Furthermore, since the main support 24 is provided adjacent to the resin injection port 30, the support rigidity is particularly high in the portion where the cavity internal pressure is high, and the occurrence of deflection of the molded plate 16 due to the cavity internal pressure is effectively prevented.

In addition, if the sub-pillar 26 is made into a round bar as in the above embodiment,
Although it is advantageous in that there is no directionality in bending rigidity and there is no need to consider the orientation of the arrangement, it may be in the form of an elongated flat plate as shown in FIG.

The plate thickness and length of this sub-pillar 32 are such that, like the sub-pillar 26, the pressure applied to the pressure plate 20.
．． Although the spacing is the same as that of the sub-pillars 26, the plate surface is perpendicular to the straight line extending radially from the main column 24, as shown in Fig. 5. It has the advantage of being fixed in a posture that is difficult to buckle and easy to bend. The main support 34 is larger than the main support 24 and has a larger inner space, and is fixed to the center of the molded plate 16 forming the cavity 14, and has a resin injection port 34 inside. is provided.

Although two embodiments of the present invention have been described above, the present invention can be implemented in various modifications and improvements based on the knowledge of those skilled in the art.

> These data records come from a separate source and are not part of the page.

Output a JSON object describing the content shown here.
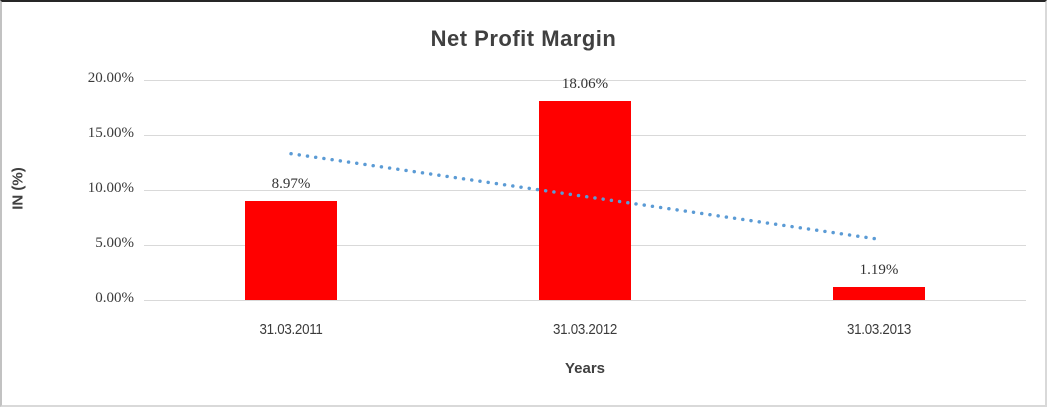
{
  "chart_data": {
    "type": "bar",
    "title": "Net Profit Margin",
    "categories": [
      "31.03.2011",
      "31.03.2012",
      "31.03.2013"
    ],
    "values": [
      8.97,
      18.06,
      1.19
    ],
    "data_labels": [
      "8.97%",
      "18.06%",
      "1.19%"
    ],
    "xlabel": "Years",
    "ylabel": "IN (%)",
    "ylim": [
      0,
      20
    ],
    "ytick_step": 5,
    "ytick_labels": [
      "0.00%",
      "5.00%",
      "10.00%",
      "15.00%",
      "20.00%"
    ],
    "grid": true,
    "legend": "none",
    "bar_color": "#ff0000",
    "gridline_color": "#d9d9d9",
    "text_color": "#404040",
    "trendline": {
      "type": "linear",
      "style": "dotted",
      "color": "#5b9bd5",
      "start_value": 13.3,
      "end_value": 5.52
    }
  }
}
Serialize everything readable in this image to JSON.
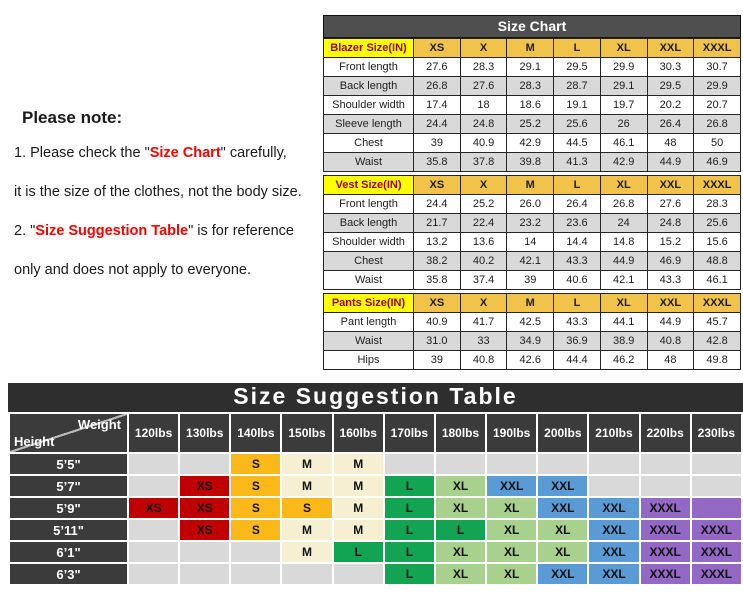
{
  "note": {
    "title": "Please note:",
    "line1_prefix": "1. Please check the \"",
    "line1_highlight": "Size Chart",
    "line1_suffix": "\" carefully,",
    "line2": "it is the size of the clothes, not the body size.",
    "line3_prefix": "2. \"",
    "line3_highlight": "Size Suggestion Table",
    "line3_suffix": "\" is for reference",
    "line4": "only and does not apply to everyone."
  },
  "size_chart": {
    "title": "Size Chart",
    "sections": [
      {
        "label": "Blazer Size(IN)",
        "sizes": [
          "XS",
          "X",
          "M",
          "L",
          "XL",
          "XXL",
          "XXXL"
        ],
        "rows": [
          {
            "label": "Front length",
            "values": [
              "27.6",
              "28.3",
              "29.1",
              "29.5",
              "29.9",
              "30.3",
              "30.7"
            ]
          },
          {
            "label": "Back length",
            "values": [
              "26.8",
              "27.6",
              "28.3",
              "28.7",
              "29.1",
              "29.5",
              "29.9"
            ]
          },
          {
            "label": "Shoulder width",
            "values": [
              "17.4",
              "18",
              "18.6",
              "19.1",
              "19.7",
              "20.2",
              "20.7"
            ]
          },
          {
            "label": "Sleeve length",
            "values": [
              "24.4",
              "24.8",
              "25.2",
              "25.6",
              "26",
              "26.4",
              "26.8"
            ]
          },
          {
            "label": "Chest",
            "values": [
              "39",
              "40.9",
              "42.9",
              "44.5",
              "46.1",
              "48",
              "50"
            ]
          },
          {
            "label": "Waist",
            "values": [
              "35.8",
              "37.8",
              "39.8",
              "41.3",
              "42.9",
              "44.9",
              "46.9"
            ]
          }
        ]
      },
      {
        "label": "Vest Size(IN)",
        "sizes": [
          "XS",
          "X",
          "M",
          "L",
          "XL",
          "XXL",
          "XXXL"
        ],
        "rows": [
          {
            "label": "Front length",
            "values": [
              "24.4",
              "25.2",
              "26.0",
              "26.4",
              "26.8",
              "27.6",
              "28.3"
            ]
          },
          {
            "label": "Back length",
            "values": [
              "21.7",
              "22.4",
              "23.2",
              "23.6",
              "24",
              "24.8",
              "25.6"
            ]
          },
          {
            "label": "Shoulder width",
            "values": [
              "13.2",
              "13.6",
              "14",
              "14.4",
              "14.8",
              "15.2",
              "15.6"
            ]
          },
          {
            "label": "Chest",
            "values": [
              "38.2",
              "40.2",
              "42.1",
              "43.3",
              "44.9",
              "46.9",
              "48.8"
            ]
          },
          {
            "label": "Waist",
            "values": [
              "35.8",
              "37.4",
              "39",
              "40.6",
              "42.1",
              "43.3",
              "46.1"
            ]
          }
        ]
      },
      {
        "label": "Pants Size(IN)",
        "sizes": [
          "XS",
          "X",
          "M",
          "L",
          "XL",
          "XXL",
          "XXXL"
        ],
        "rows": [
          {
            "label": "Pant length",
            "values": [
              "40.9",
              "41.7",
              "42.5",
              "43.3",
              "44.1",
              "44.9",
              "45.7"
            ]
          },
          {
            "label": "Waist",
            "values": [
              "31.0",
              "33",
              "34.9",
              "36.9",
              "38.9",
              "40.8",
              "42.8"
            ]
          },
          {
            "label": "Hips",
            "values": [
              "39",
              "40.8",
              "42.6",
              "44.4",
              "46.2",
              "48",
              "49.8"
            ]
          }
        ]
      }
    ]
  },
  "suggestion_table": {
    "title": "Size Suggestion Table",
    "corner": {
      "weight_label": "Weight",
      "height_label": "Height"
    },
    "weights": [
      "120lbs",
      "130lbs",
      "140lbs",
      "150lbs",
      "160lbs",
      "170lbs",
      "180lbs",
      "190lbs",
      "200lbs",
      "210lbs",
      "220lbs",
      "230lbs"
    ],
    "rows": [
      {
        "height": "5’5\"",
        "cells": [
          {
            "label": "",
            "color": "empty"
          },
          {
            "label": "",
            "color": "empty"
          },
          {
            "label": "S",
            "color": "S"
          },
          {
            "label": "M",
            "color": "M"
          },
          {
            "label": "M",
            "color": "M"
          },
          {
            "label": "",
            "color": "empty"
          },
          {
            "label": "",
            "color": "empty"
          },
          {
            "label": "",
            "color": "empty"
          },
          {
            "label": "",
            "color": "empty"
          },
          {
            "label": "",
            "color": "empty"
          },
          {
            "label": "",
            "color": "empty"
          },
          {
            "label": "",
            "color": "empty"
          }
        ]
      },
      {
        "height": "5’7\"",
        "cells": [
          {
            "label": "",
            "color": "empty"
          },
          {
            "label": "XS",
            "color": "XS"
          },
          {
            "label": "S",
            "color": "S"
          },
          {
            "label": "M",
            "color": "M"
          },
          {
            "label": "M",
            "color": "M"
          },
          {
            "label": "L",
            "color": "L"
          },
          {
            "label": "XL",
            "color": "XL"
          },
          {
            "label": "XXL",
            "color": "XXL"
          },
          {
            "label": "XXL",
            "color": "XXL"
          },
          {
            "label": "",
            "color": "empty"
          },
          {
            "label": "",
            "color": "empty"
          },
          {
            "label": "",
            "color": "empty"
          }
        ]
      },
      {
        "height": "5’9\"",
        "cells": [
          {
            "label": "XS",
            "color": "XS"
          },
          {
            "label": "XS",
            "color": "XS"
          },
          {
            "label": "S",
            "color": "S"
          },
          {
            "label": "S",
            "color": "S"
          },
          {
            "label": "M",
            "color": "M"
          },
          {
            "label": "L",
            "color": "L"
          },
          {
            "label": "XL",
            "color": "XL"
          },
          {
            "label": "XL",
            "color": "XL"
          },
          {
            "label": "XXL",
            "color": "XXL"
          },
          {
            "label": "XXL",
            "color": "XXL"
          },
          {
            "label": "XXXL",
            "color": "XXXL"
          },
          {
            "label": "",
            "color": "XXXL"
          }
        ]
      },
      {
        "height": "5’11\"",
        "cells": [
          {
            "label": "",
            "color": "empty"
          },
          {
            "label": "XS",
            "color": "XS"
          },
          {
            "label": "S",
            "color": "S"
          },
          {
            "label": "M",
            "color": "M"
          },
          {
            "label": "M",
            "color": "M"
          },
          {
            "label": "L",
            "color": "L"
          },
          {
            "label": "L",
            "color": "L"
          },
          {
            "label": "XL",
            "color": "XL"
          },
          {
            "label": "XL",
            "color": "XL"
          },
          {
            "label": "XXL",
            "color": "XXL"
          },
          {
            "label": "XXXL",
            "color": "XXXL"
          },
          {
            "label": "XXXL",
            "color": "XXXL"
          }
        ]
      },
      {
        "height": "6’1\"",
        "cells": [
          {
            "label": "",
            "color": "empty"
          },
          {
            "label": "",
            "color": "empty"
          },
          {
            "label": "",
            "color": "empty"
          },
          {
            "label": "M",
            "color": "M"
          },
          {
            "label": "L",
            "color": "L"
          },
          {
            "label": "L",
            "color": "L"
          },
          {
            "label": "XL",
            "color": "XL"
          },
          {
            "label": "XL",
            "color": "XL"
          },
          {
            "label": "XL",
            "color": "XL"
          },
          {
            "label": "XXL",
            "color": "XXL"
          },
          {
            "label": "XXXL",
            "color": "XXXL"
          },
          {
            "label": "XXXL",
            "color": "XXXL"
          }
        ]
      },
      {
        "height": "6’3\"",
        "cells": [
          {
            "label": "",
            "color": "empty"
          },
          {
            "label": "",
            "color": "empty"
          },
          {
            "label": "",
            "color": "empty"
          },
          {
            "label": "",
            "color": "empty"
          },
          {
            "label": "",
            "color": "empty"
          },
          {
            "label": "L",
            "color": "L"
          },
          {
            "label": "XL",
            "color": "XL"
          },
          {
            "label": "XL",
            "color": "XL"
          },
          {
            "label": "XXL",
            "color": "XXL"
          },
          {
            "label": "XXL",
            "color": "XXL"
          },
          {
            "label": "XXXL",
            "color": "XXXL"
          },
          {
            "label": "XXXL",
            "color": "XXXL"
          }
        ]
      }
    ]
  },
  "colors": {
    "size_colors": {
      "XS": "#c00000",
      "S": "#fbb919",
      "M": "#f6efd2",
      "L": "#12a452",
      "XL": "#a9d18e",
      "XXL": "#5b9bd5",
      "XXXL": "#9369c5",
      "empty": "#d9d9d9"
    },
    "chart_title_bg": "#4f4f4f",
    "section_label_bg": "#ffff00",
    "section_label_text": "#9c0006",
    "size_header_bg": "#f2c34a",
    "alt_row_bg": "#d9d9d9",
    "dark_header_bg": "#3b3b3b",
    "suggestion_title_bg": "#2e2e2e",
    "note_highlight": "#ff0000"
  }
}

[Brief explanation of drawings]

FIG. 1 is a perspective view showing a synthetic resin molding die according to an embodiment of the present invention, cut at the center. FIG. 2 is a diagram showing the expanded state of the mold during heating, and FIG. 3 is a diagram showing the expanded mold returning to its original state. FIG. 4 is a front sectional view showing a resin molding mold according to another embodiment of the present invention, and FIG. 5 is a sectional view taken along the line 1--2 in FIG. 10; Upper mold 12: Lower mold 14; Cavity 16.18: Molding plate 20.22
: Pressure plate 24: Main column 26: Sub-column 28: Passage 30: Resin injection port 32: Sub-column 34: Main column 36: Resin injection port Applicant Tatsu Todoroki, Director of the Agency of Industrial Science and Technology Figure 1

Claims (4)

[Claims] (1) An upper mold and a lower mold are provided, and both the upper mold and the lower mold are arranged approximately parallel to a molding plate that forms a cavity and a certain distance behind the molding plate. a main support having high compression rigidity and bending rigidity, one end of which is fixed substantially at right angles to the center of the portion of the molded plate forming the cavity, and the other end of which is fixed to the pressure plate; It is arranged approximately parallel to the main column around the main column, both ends are fixed to the forming plate and the pressure plate, respectively, and has sufficient compressive rigidity to transmit the pressurizing force from the pressure plate to the forming plate. A synthetic resin molding die comprising a plurality of sub-posts that have lower bending rigidity than the main support and allow the molded plate to expand and contract in a direction perpendicular to the main support around a portion fixed to the main support. (2) The composition according to claim 1, wherein the molded plate has an internal passage along the plate surface, and can be heated and cooled by a heat medium flowing through the passage. Resin molding mold. (3) The synthetic resin molding die according to claim 1 or 2, wherein the sub-support pillar is a round bar. (4) The sub-support strut has an elongated flat plate shape, and each sub-support strut is arranged in a posture such that the plate surface is perpendicular to a straight line extending radially from the main support. The synthetic resin mold according to item 2.